I remember in my Child Development course at BYU, we covered the three myths of adolescence. One was the Myth of Invincibility, teenagers believing they can never die. I've forgotten the second myth, but the gist of the third was (in much more eloquent words that I do not now remember) that every teenager believes that everyone is watching them and talking about them and noticing their every mistake. I thought I had long ago matured beyond adolescence, but I found out otherwise last Sunday.
The organist in our ward is a woman, whom, for the sake of protecting the innocent, we will call "Carol". She is a wonderful musician and a very kind person. She also sits on the second row in Relief Society every Sunday where I am the pianist. Every time I make a mistake, I cringe, thinking (without any justification) that Carol must have noticed and thought badly of me (after all, I'm sure she never makes a mistake). Every time I embellish the music during prelude or postlude, I'm sure that Carol, sitting 5 feet away, is chuckling inside at my pathetic attempts. She is the only person in that entire room that makes me feel self-conscious about my playing, and she's not even doing anything.
I had been asked by the Relief Society Choir Director to play the piano at a musical number. I told her I would be delighted, but that I was unable to make the first practice. She said it would be fine, that Carol could cover the accompaniment for practice, and she would get me the music on Sunday at church. On Sunday, she and Carol were talking music after Relief Society, so I joined them, thinking they would want me to get the music. Kennan, the chorister, said, "Oh, Emilee. Apparently Carol and I had a miscommunication, and we both got accompanists for the musical number. I know you were going to have to get a babysitter to make it to the meeting, so are you okay if Shanda plays instead?"

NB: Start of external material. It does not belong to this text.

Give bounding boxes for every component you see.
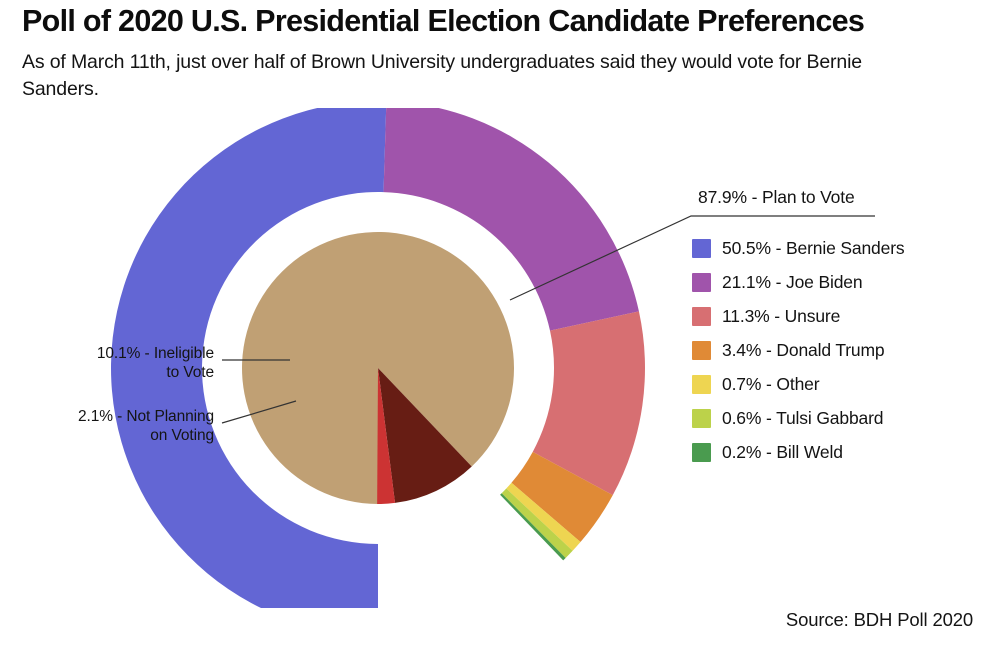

Carol looked at me in surprise and said, "Oh. Do you play the piano?"
I was completely taken back, and at first just a teeny bit offended. Yes, Carol, I have been playing the piano, five feet from you, in Relief Society, for an entire year. And then I saw the irony. All my self-conscious worries were focused on a person who hadn't noticed me at all.
I'll start trying, once again, not to take myself too seriously. (And maybe I can stop acting like a 13-year old.)